Three centuries after the crucifixion of Jesus Christ, Christ’s followers had multiplied exponentially. Christians and pagans began warring, and the conflict grew to such proportions that it threatened to rend Rome in two. In Constantine’s day, Rome’s official religion was sun worship – the cult of Sol Invictus, or the Invincible Sun – and Constantine was its head priest. Unfortunately for him, a growing religious turmoil was gripping Rome. Constantine decided something had to be done. In 325 AD, he decided to unify Rome under a single religion, Christianity. Historians still marvel at the brilliance with which Constantine converted the sun-worshipping pagans to Christianity.

To rewrite the history books, Constantine commissioned and financed a new Bible, which omitted those gospels that spoke of Christ’s human traits and embellished those gospels that made Him godlike.

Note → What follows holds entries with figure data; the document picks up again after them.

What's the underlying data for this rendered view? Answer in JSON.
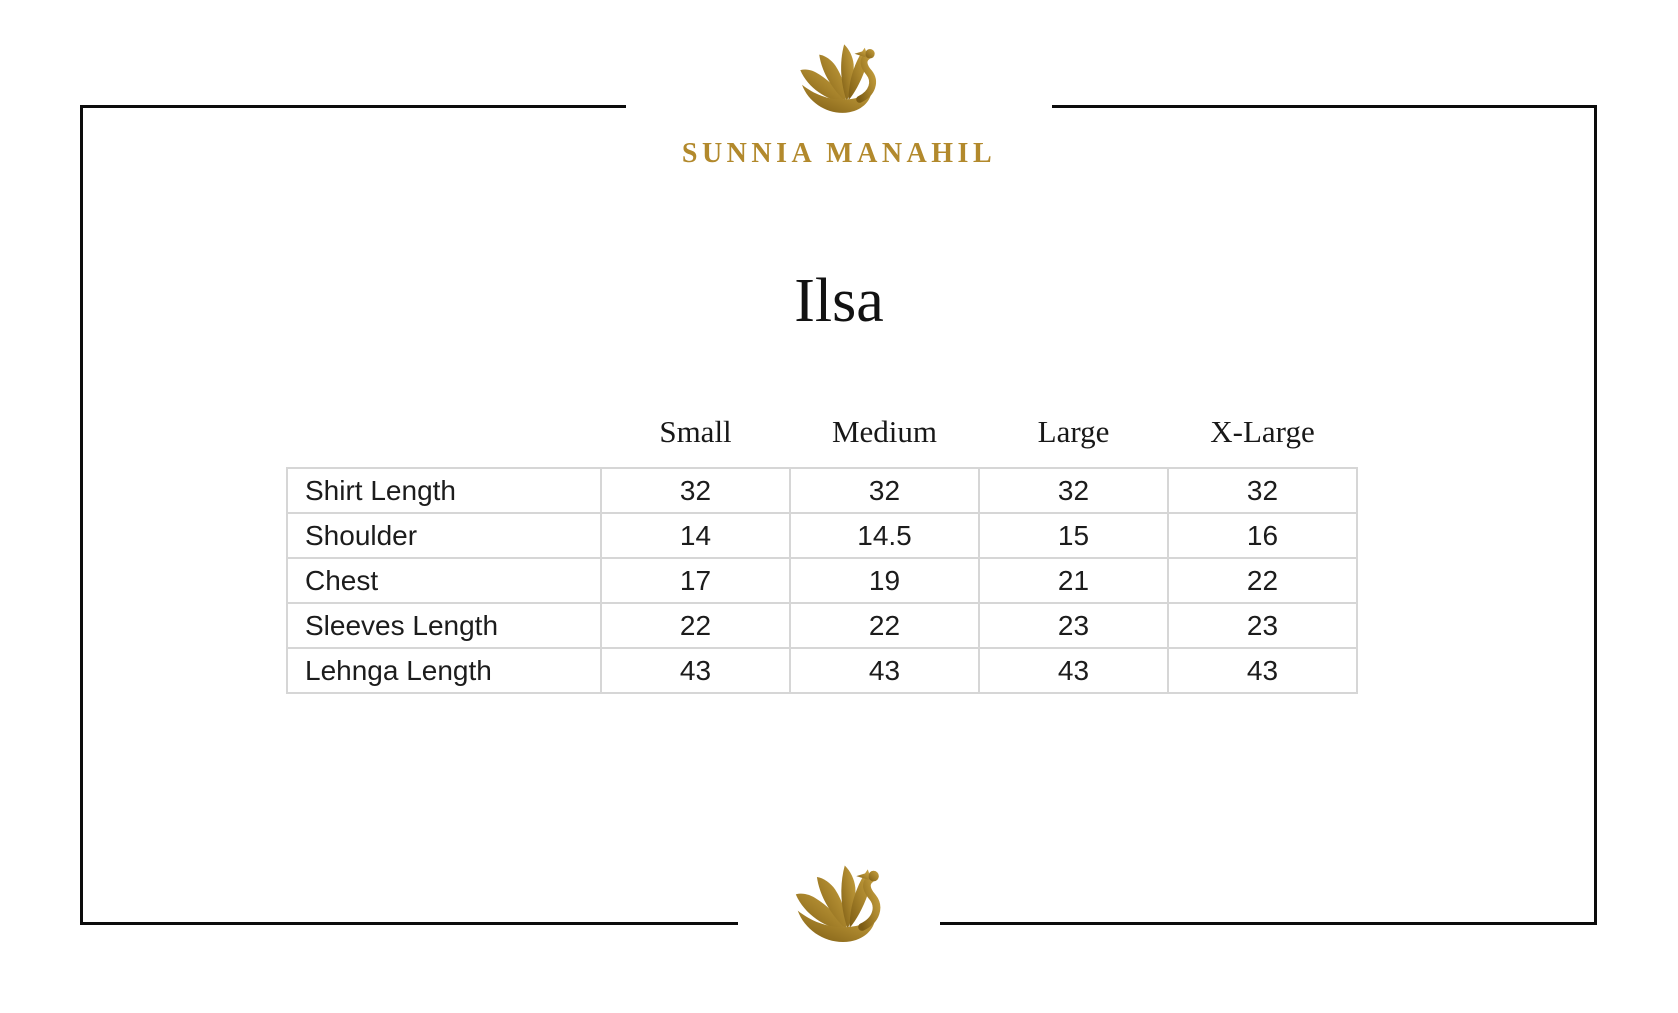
{
  "brand": {
    "name": "SUNNIA MANAHIL",
    "logo": "gold-swan",
    "gold_color": "#b2892c"
  },
  "page": {
    "title": "Ilsa",
    "background": "#ffffff",
    "frame_color": "#0c0c0c"
  },
  "size_chart": {
    "grid_color": "#d6d6d6",
    "columns": [
      "Small",
      "Medium",
      "Large",
      "X-Large"
    ],
    "rows": [
      {
        "label": "Shirt Length",
        "values": [
          "32",
          "32",
          "32",
          "32"
        ]
      },
      {
        "label": "Shoulder",
        "values": [
          "14",
          "14.5",
          "15",
          "16"
        ]
      },
      {
        "label": "Chest",
        "values": [
          "17",
          "19",
          "21",
          "22"
        ]
      },
      {
        "label": "Sleeves Length",
        "values": [
          "22",
          "22",
          "23",
          "23"
        ]
      },
      {
        "label": "Lehnga Length",
        "values": [
          "43",
          "43",
          "43",
          "43"
        ]
      }
    ]
  },
  "chart_data": {
    "type": "table",
    "title": "Ilsa",
    "columns": [
      "Small",
      "Medium",
      "Large",
      "X-Large"
    ],
    "row_labels": [
      "Shirt Length",
      "Shoulder",
      "Chest",
      "Sleeves Length",
      "Lehnga Length"
    ],
    "values": [
      [
        32,
        32,
        32,
        32
      ],
      [
        14,
        14.5,
        15,
        16
      ],
      [
        17,
        19,
        21,
        22
      ],
      [
        22,
        22,
        23,
        23
      ],
      [
        43,
        43,
        43,
        43
      ]
    ]
  }
}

More than eighty gospels were considered for the New Testament, and yet only a relative few were chosen for inclusion – Mathew, Mark, Luke, and John among them. The earlier gospels were outlawed, gathered up, and burned. Any gospels that described earthly aspects of Jesus’ life were omitted from the Bible.

As part of the Vatican’s campaign to eradicate pagan religions and convert the masses to Christianity, the Church launched a smear campaign against the pagan gods and goddesses, recasting their divine symbols as evil. The newly emerging power took over the existing symbols and degraded them over time in an attempt to erase their meaning. In the battle between the pagan symbols and Christian symbols, the pagans lost; Poseidon’s trident became the devil’s pitchfork, the wise crone’s pointed hat became the symbol of a witch, and Venus’s pentacle became a sign of the devil. The symbolism of the pentacle has been distorted over the millennia through bloodshed.

Nothing in Christianity is original. By fusing pagan symbols, dates, and rituals into the growing Christian tradition, he created a kind of hybrid religion that was acceptable to both parties. The pre-Christian God Mithras – called the Son of God and the Light of the World – was born on December 25, died, and buried in a rock tomb, and then resurrected in three days. December 25 is also the birthday of Osiris, Adonis, and Dionysus. The newborn Krishna was presented with gold, frankincense, and myrrh. Even Christianity’s weekly holy day was stolen from the pagans. Originally Christianity honored the Jewish Sabbath of Saturday, but Constantine shifted it to coincide with the pagan’s veneration day of the sun – Sunday.

Egyptian sun disks became the halos of Catholic saints. Pictograms of Isis nursing her miraculously conceived son Horus became the blueprint for our modern images of the Virgin Mary nursing Baby Jesus. And virtually all the elements of the Catholic ritual – the miter, the altar, the doxology, and communion, the act of “God-eating” – were taken directly from earlier pagan mystery religions.

So strong was the Church’s fear of those who lived in the rural villes that the once innocuous word for “villager” – villain – came to mean a wicked soul. The term pagan became synonymous with devil worship – a gross misconception.